About the Institutional Review Board (IRB)
It is University policy to reasonably ensure that the rights and welfare of human participants are adequately protected in research conducted under its auspices. In addition, both federal and state laws require this protection. In order for the University to fulfill its responsibility, all human participants research conducted under University auspices must receive appropriate review and approval. The University has authorized the Institutional Review Board (IRB) to review and approve human participants’ research. The IRB is a campus-wide committee made up of faculty, administrators, and at least one non-institutional member.
The university policies, the online application process and CITI modules are accessed here.
September 22, 2016
October 14, 2016
November 10, 2016
December 15, 2016
*Applications for full review are due one week prior to scheduled meetings. Exempt and expedited applications are accepted at any time. Full reviews are conducted in June, July, & August only on an urgent basis. Inquire of the IRB chair to determine need.
The AU IRB home is on the AU website, it can be accessed here. There you’ll find Five Steps linked to the Policy Manual, sample documents, ethics training modules, campus requirements and the online application. Please work through all Five Steps. The ethics training modules require you to register with your AU ID and password. You must complete the ethics modules before submitting your application. To submit your application you also must sign in with your AU ID and password. Please ensure that your department representative to the AUNE-IRB has approved your application for submission before you submit it to the IRB online.
Once an application is started, it can be saved along the way. In addition, you can email the application to yourself from the initial Applications tab. Before submitting the project (using the “submit for review” button on the Submission tab), email the application to yourself and have your advisor and departmental representative review the application materials. When all necessary changes have been made on the application and its attachments, say it signed electronically in the database, save it and submit it. If you have any problems, please contact Kevin Lyness, or your departmental representatives. If you do not quickly receive an auto-reply to your AU e-mail confirming receipt of your submission please contact Kevin Lyness.
Below are listed some frequently asked questions concerning human participants research, along with brief answers.
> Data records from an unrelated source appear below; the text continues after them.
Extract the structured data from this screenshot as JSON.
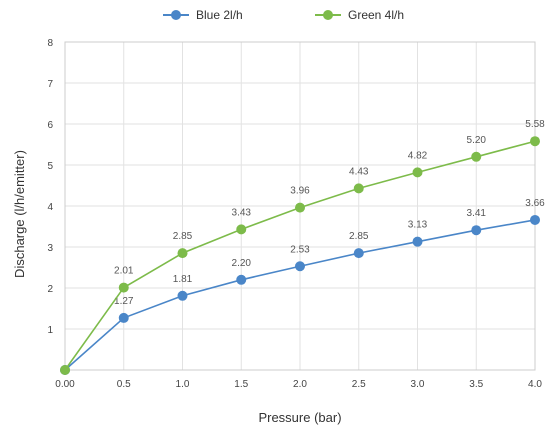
{
  "chart_data": {
    "type": "line",
    "title": "",
    "xlabel": "Pressure (bar)",
    "ylabel": "Discharge (l/h/emitter)",
    "x": [
      0,
      0.5,
      1.0,
      1.5,
      2.0,
      2.5,
      3.0,
      3.5,
      4.0
    ],
    "x_tick_labels": [
      "0.00",
      "0.5",
      "1.0",
      "1.5",
      "2.0",
      "2.5",
      "3.0",
      "3.5",
      "4.0"
    ],
    "xlim": [
      0,
      4.0
    ],
    "ylim": [
      0,
      8
    ],
    "y_ticks": [
      1,
      2,
      3,
      4,
      5,
      6,
      7,
      8
    ],
    "grid": true,
    "legend_position": "top",
    "series": [
      {
        "name": "Blue 2l/h",
        "color": "#4a86c8",
        "values": [
          0,
          1.27,
          1.81,
          2.2,
          2.53,
          2.85,
          3.13,
          3.41,
          3.66
        ],
        "labels": [
          "",
          "1.27",
          "1.81",
          "2.20",
          "2.53",
          "2.85",
          "3.13",
          "3.41",
          "3.66"
        ]
      },
      {
        "name": "Green 4l/h",
        "color": "#7dbb4a",
        "values": [
          0,
          2.01,
          2.85,
          3.43,
          3.96,
          4.43,
          4.82,
          5.2,
          5.58
        ],
        "labels": [
          "",
          "2.01",
          "2.85",
          "3.43",
          "3.96",
          "4.43",
          "4.82",
          "5.20",
          "5.58"
        ]
      }
    ]
  }
}
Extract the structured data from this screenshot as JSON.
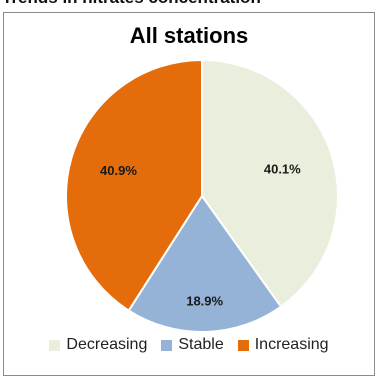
{
  "page_heading": "Trends in nitrates concentration",
  "chart_data": {
    "type": "pie",
    "title": "All stations",
    "slices": [
      {
        "label": "Decreasing",
        "value": 40.1,
        "display": "40.1%",
        "color": "#eaeedc"
      },
      {
        "label": "Stable",
        "value": 18.9,
        "display": "18.9%",
        "color": "#95b3d7"
      },
      {
        "label": "Increasing",
        "value": 40.9,
        "display": "40.9%",
        "color": "#e46c0a"
      }
    ],
    "legend_position": "bottom"
  }
}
All of these topics are addressed more thoroughly in the Policy manual.
WHAT is human participants’ research?
“Human participants research” is defined as a systematic investigation designed to develop or contribute to generalizable knowledge, which involves the collection of data from or about living human beings (see Chapter 3 of the policy manual for more details on defining research).
WHY must it be reviewed?
It is University policy to reasonably ensure that the rights and welfare of human participants are adequately protected in research conducted under its auspices. In addition, both federal and state laws require this protection. In order for the University to fulfill its responsibility, all human participants research conducted under University auspices must receive appropriate review and approval.
WHO reviews it?
The University has authorized the campus Institutional Review Boards to review and approve human participants’ research. The IRBs on each campus are made up of faculty, administrators, and at least one non-institutional member. Certain categories of research may be eligible for less intensive review procedures than review by the entire HRC (see Chapter 4 of the policy manual).
WHO must submit it?
Human participants research must be reviewed if it is conducted by any faculty, staff, student, or any person under the auspices of Antioch University.
HOW is it submitted?
Human participants research projects are submitted via a completed Application for Ethics Review. The form is available under step 5 of the AU IRB site..
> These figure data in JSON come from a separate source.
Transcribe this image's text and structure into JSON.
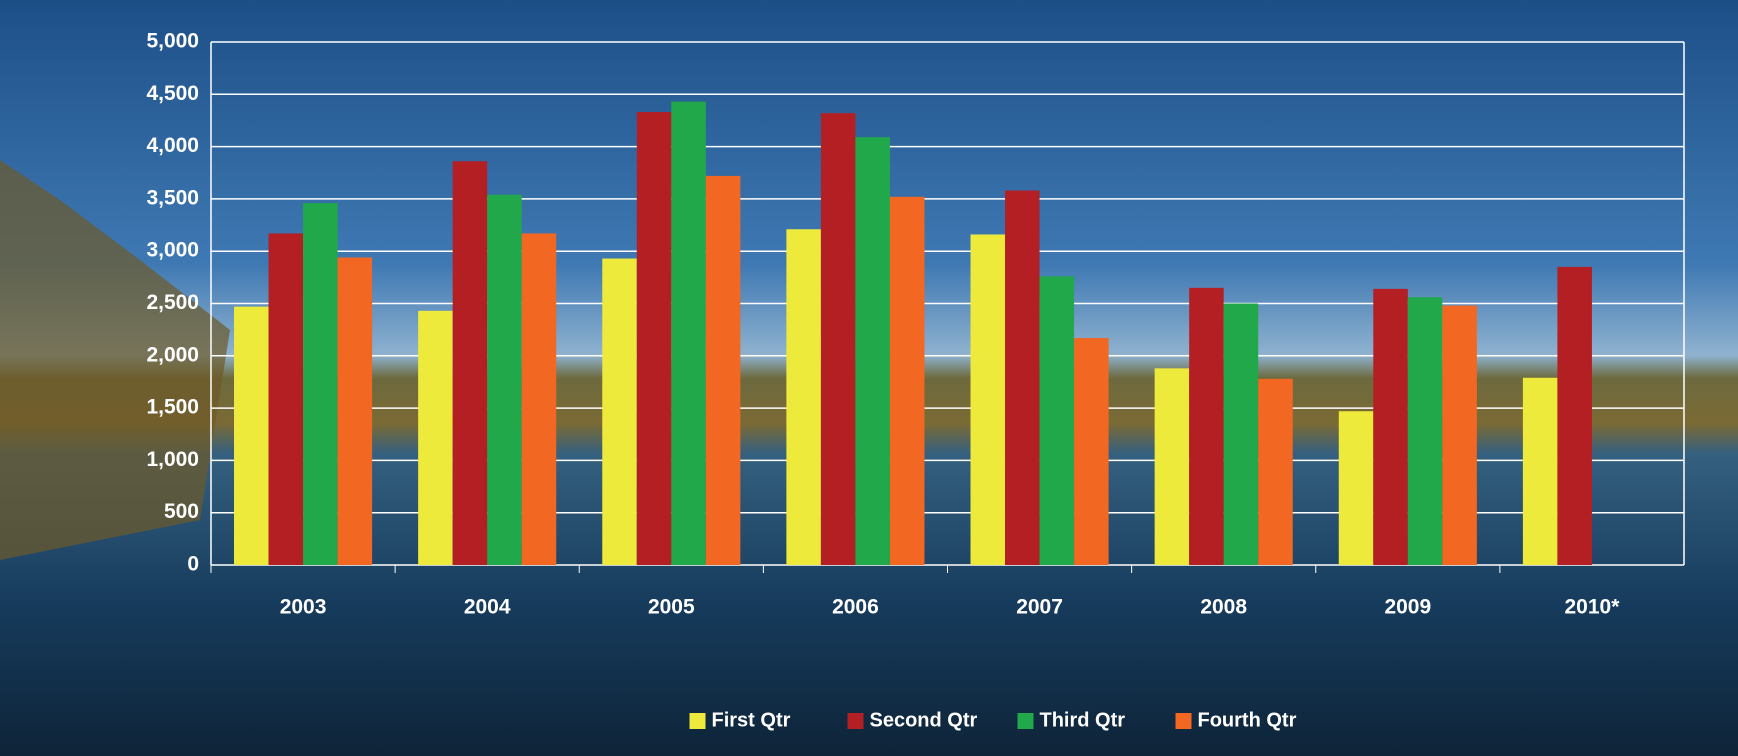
{
  "chart_data": {
    "type": "bar",
    "categories": [
      "2003",
      "2004",
      "2005",
      "2006",
      "2007",
      "2008",
      "2009",
      "2010*"
    ],
    "series": [
      {
        "name": "First Qtr",
        "color": "#eeea3c",
        "values": [
          2470,
          2430,
          2930,
          3210,
          3160,
          1880,
          1470,
          1790
        ]
      },
      {
        "name": "Second Qtr",
        "color": "#b41f24",
        "values": [
          3170,
          3860,
          4330,
          4320,
          3580,
          2650,
          2640,
          2850
        ]
      },
      {
        "name": "Third Qtr",
        "color": "#21a84a",
        "values": [
          3460,
          3540,
          4430,
          4090,
          2760,
          2500,
          2560,
          null
        ]
      },
      {
        "name": "Fourth Qtr",
        "color": "#f26722",
        "values": [
          2940,
          3170,
          3720,
          3520,
          2170,
          1780,
          2480,
          null
        ]
      }
    ],
    "ylim": [
      0,
      5000
    ],
    "yticks": [
      0,
      500,
      {
        "value": 1000,
        "label": "1,000"
      },
      {
        "value": 1500,
        "label": "1,500"
      },
      {
        "value": 2000,
        "label": "2,000"
      },
      {
        "value": 2500,
        "label": "2,500"
      },
      {
        "value": 3000,
        "label": "3,000"
      },
      {
        "value": 3500,
        "label": "3,500"
      },
      {
        "value": 4000,
        "label": "4,000"
      },
      {
        "value": 4500,
        "label": "4,500"
      },
      {
        "value": 5000,
        "label": "5,000"
      }
    ],
    "grid": true,
    "legend": "bottom"
  }
}
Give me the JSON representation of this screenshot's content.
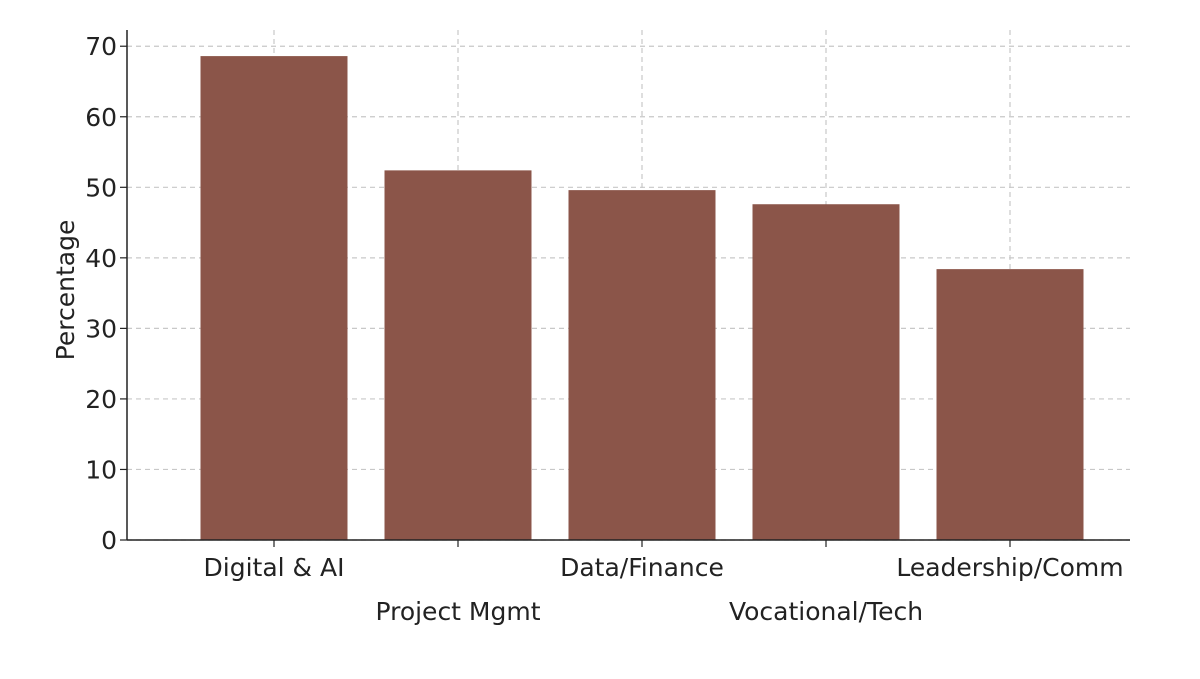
{
  "chart_data": {
    "type": "bar",
    "title": "",
    "xlabel": "",
    "ylabel": "Percentage",
    "categories": [
      "Digital & AI",
      "Project Mgmt",
      "Data/Finance",
      "Vocational/Tech",
      "Leadership/Comm"
    ],
    "values": [
      68.6,
      52.4,
      49.6,
      47.6,
      38.4
    ],
    "ylim": [
      0,
      72.3
    ],
    "yticks": [
      0,
      10,
      20,
      30,
      40,
      50,
      60,
      70
    ],
    "grid": true,
    "bar_color": "#8b5549",
    "legend": "none"
  }
}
WHEN does it have to be submitted?
When submitting projects, sufficient time should be allowed for adequate review. The IRB meeting schedules are posted under Step 3 of the IRB process. For projects requiring full review, proposals must be submitted one week prior to meetings in order to be included on the agenda for that meeting. Projects eligible for less intensive review procedures may be submitted at any time and will generally be reviewed within seven to ten days (though this may vary by campus—if you have urgent questions contact your campus IRB Chair).
HOW will it be reviewed?
The review of human participants’ research is confined solely to procedures affecting the rights and welfare of human participants. No evaluation is made of the content or scientific merit of the project, unless participants are found to be “at risk,” at which time the risk/benefit ratio of the project will be evaluated. The review focuses on such issues as risk to participants, voluntary participation, informed consent, and confidentiality.
WHO attends a full review?
At AUNE principal researchers and their advisors are invited to attend a part of meetings of the IRB for Full Reviews. The purpose of this is educational so that student researchers will have an experience of the kind of discussion conducted at an IRB meeting. The IRB chair will contact you before the meeting to advise you of which portion of the meeting you will be invited to participate in. You may attend in person or by phone. You will likely be asked some questions to clarify any concerns members of the board have about your research project.
WHERE can I get assistance?
Each campus has an IRB Chair and several IRB members. Your campus may designate specific departmental representatives as well. Please see the campus-specific information found under Step 3.
The review of human participants’ research at Antioch University is a collaborative process intended to result in mutually acceptable research procedures which accomplish the investigator’s scientific objectives while protecting the rights and welfare of the participants. The IRB tries to be as flexible as possible and reviews each project as a separate case rather than imposing rigid requirements. Every attempt is made to take into account all factors in determining the outcome of the review. The IRB sees its role as primarily educational and encourages consultation at all stages of the research process.